Upon coming to office, President Obama has called for a review of U.S. policy in Afghanistan. Among the things that he needs to decide is whether or not to call for a “surge”: sending 30,000 extra troops to Afghanistan, which would double the U.S. contingent fighting against the Taliban-led insurgency. There is debate among military experts as to whether such a surge would work successfully in Afghanistan (as it appears to have in Iraq).
The president’s utility if the surge is successful is 24,000. However, if the surge is unsuccessful, the president’s utility would be -9,000. The president’s utility from the status quo is 0. Assume that the president believes that the probability that a surge would be successful is 0.30. If the president is rational (and risk neutral), what will he do? Explain why. (You must show any calculations in detail; make sure to properly label what it is you are calculating).
Solution:
The president, if doesn't call for surge, that is status quo = 0
We need to compare this utility with the expected utility derived from the surge by risk neutral president. If the expected payoff from the surge is higher than the status quo utility, surge shall be called for.

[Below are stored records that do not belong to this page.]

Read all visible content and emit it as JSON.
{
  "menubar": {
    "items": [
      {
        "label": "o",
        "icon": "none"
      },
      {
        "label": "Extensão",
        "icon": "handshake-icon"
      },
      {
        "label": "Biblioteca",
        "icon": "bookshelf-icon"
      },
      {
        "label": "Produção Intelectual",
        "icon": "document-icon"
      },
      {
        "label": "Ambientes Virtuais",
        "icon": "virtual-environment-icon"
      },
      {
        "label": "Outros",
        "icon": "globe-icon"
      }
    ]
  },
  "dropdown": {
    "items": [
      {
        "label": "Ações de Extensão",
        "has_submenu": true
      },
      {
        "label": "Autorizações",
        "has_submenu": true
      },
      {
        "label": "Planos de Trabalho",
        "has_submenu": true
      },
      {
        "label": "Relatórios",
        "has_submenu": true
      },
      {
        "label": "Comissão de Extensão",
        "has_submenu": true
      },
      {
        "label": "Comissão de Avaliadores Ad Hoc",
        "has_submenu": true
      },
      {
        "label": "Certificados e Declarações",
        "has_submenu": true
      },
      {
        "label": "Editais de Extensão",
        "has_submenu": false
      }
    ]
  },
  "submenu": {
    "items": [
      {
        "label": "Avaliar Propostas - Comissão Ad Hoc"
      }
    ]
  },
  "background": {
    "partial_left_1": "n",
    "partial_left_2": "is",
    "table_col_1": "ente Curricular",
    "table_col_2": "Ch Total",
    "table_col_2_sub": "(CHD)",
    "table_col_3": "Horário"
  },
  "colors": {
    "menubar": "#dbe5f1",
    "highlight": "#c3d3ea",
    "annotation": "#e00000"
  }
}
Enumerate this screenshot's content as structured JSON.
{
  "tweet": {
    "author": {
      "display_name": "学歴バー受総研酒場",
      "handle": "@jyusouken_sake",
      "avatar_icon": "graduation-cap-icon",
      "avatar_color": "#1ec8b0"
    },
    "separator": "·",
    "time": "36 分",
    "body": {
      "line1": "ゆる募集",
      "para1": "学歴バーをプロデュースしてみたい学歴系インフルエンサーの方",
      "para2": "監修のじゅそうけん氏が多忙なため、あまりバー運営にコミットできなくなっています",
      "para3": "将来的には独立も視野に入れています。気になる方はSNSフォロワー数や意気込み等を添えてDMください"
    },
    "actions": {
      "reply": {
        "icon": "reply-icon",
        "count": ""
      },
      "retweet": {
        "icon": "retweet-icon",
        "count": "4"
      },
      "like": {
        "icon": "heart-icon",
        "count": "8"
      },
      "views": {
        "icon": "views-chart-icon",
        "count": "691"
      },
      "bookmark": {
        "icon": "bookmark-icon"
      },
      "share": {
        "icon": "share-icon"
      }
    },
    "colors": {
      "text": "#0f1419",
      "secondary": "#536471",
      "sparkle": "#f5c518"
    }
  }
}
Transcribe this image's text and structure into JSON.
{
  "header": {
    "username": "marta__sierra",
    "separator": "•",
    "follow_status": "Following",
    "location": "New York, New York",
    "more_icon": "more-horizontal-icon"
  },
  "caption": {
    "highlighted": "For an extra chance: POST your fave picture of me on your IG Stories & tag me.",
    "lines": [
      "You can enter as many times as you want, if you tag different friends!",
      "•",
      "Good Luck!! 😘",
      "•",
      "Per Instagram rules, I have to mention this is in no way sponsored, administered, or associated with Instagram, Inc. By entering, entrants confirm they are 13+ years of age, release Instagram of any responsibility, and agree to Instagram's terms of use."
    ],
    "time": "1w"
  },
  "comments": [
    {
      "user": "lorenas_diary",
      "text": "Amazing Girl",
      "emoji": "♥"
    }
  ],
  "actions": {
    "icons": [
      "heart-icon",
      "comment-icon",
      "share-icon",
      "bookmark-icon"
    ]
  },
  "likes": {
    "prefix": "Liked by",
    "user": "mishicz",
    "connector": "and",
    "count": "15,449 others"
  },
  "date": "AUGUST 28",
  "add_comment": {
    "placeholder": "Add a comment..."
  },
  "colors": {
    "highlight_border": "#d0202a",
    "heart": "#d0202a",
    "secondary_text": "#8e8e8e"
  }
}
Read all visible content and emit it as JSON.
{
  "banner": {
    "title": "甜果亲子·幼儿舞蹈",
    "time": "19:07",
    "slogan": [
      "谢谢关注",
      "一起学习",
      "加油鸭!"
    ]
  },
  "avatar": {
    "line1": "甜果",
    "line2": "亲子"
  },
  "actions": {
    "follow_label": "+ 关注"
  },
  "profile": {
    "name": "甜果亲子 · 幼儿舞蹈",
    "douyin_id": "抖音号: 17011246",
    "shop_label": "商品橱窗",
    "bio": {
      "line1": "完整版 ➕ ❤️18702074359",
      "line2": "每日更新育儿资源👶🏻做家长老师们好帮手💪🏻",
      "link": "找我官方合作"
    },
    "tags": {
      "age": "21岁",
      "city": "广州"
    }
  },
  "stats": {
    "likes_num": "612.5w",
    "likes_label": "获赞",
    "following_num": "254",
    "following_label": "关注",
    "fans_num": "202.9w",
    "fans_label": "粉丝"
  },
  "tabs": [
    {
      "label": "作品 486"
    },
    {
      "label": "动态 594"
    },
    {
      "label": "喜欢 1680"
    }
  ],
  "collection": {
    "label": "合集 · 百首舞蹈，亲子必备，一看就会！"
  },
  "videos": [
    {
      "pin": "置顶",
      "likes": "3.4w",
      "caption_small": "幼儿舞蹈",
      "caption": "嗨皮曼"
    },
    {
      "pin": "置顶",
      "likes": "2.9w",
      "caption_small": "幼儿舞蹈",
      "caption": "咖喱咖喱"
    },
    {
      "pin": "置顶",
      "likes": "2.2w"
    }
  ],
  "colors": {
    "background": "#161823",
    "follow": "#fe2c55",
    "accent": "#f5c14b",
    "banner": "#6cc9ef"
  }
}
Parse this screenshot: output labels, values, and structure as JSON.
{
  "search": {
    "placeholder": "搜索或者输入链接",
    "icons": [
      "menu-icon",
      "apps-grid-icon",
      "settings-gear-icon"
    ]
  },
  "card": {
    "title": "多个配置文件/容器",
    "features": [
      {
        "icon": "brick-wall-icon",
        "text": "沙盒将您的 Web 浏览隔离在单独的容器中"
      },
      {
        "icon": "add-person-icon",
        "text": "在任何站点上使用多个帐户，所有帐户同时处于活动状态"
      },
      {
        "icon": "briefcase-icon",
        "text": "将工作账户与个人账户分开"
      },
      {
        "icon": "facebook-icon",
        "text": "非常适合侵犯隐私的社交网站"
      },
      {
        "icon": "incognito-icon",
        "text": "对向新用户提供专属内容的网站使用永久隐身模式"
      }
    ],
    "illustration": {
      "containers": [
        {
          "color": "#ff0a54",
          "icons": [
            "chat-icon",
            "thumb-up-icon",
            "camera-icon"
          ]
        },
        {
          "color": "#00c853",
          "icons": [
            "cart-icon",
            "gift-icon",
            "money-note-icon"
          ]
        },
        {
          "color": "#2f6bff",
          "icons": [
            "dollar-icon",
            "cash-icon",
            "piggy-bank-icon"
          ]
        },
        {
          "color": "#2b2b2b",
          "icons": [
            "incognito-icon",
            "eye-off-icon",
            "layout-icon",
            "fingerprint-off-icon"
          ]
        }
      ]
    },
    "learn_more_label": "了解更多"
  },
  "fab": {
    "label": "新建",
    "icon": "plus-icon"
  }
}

Expected utility from surge = Probability of successful surge*utility from successful surge + Probability of unsuccessful surge*utility from unsuccessful surge
Expected utility from surge = 0.3*24000 + (1 - 0.3)*(-9000)
Expected utility from surge = 7200 - 6300 = 900
Clearly, 900 > 0, that is, expected utility from surge call is greater than no surge, thus, the president will call for a 'surge'.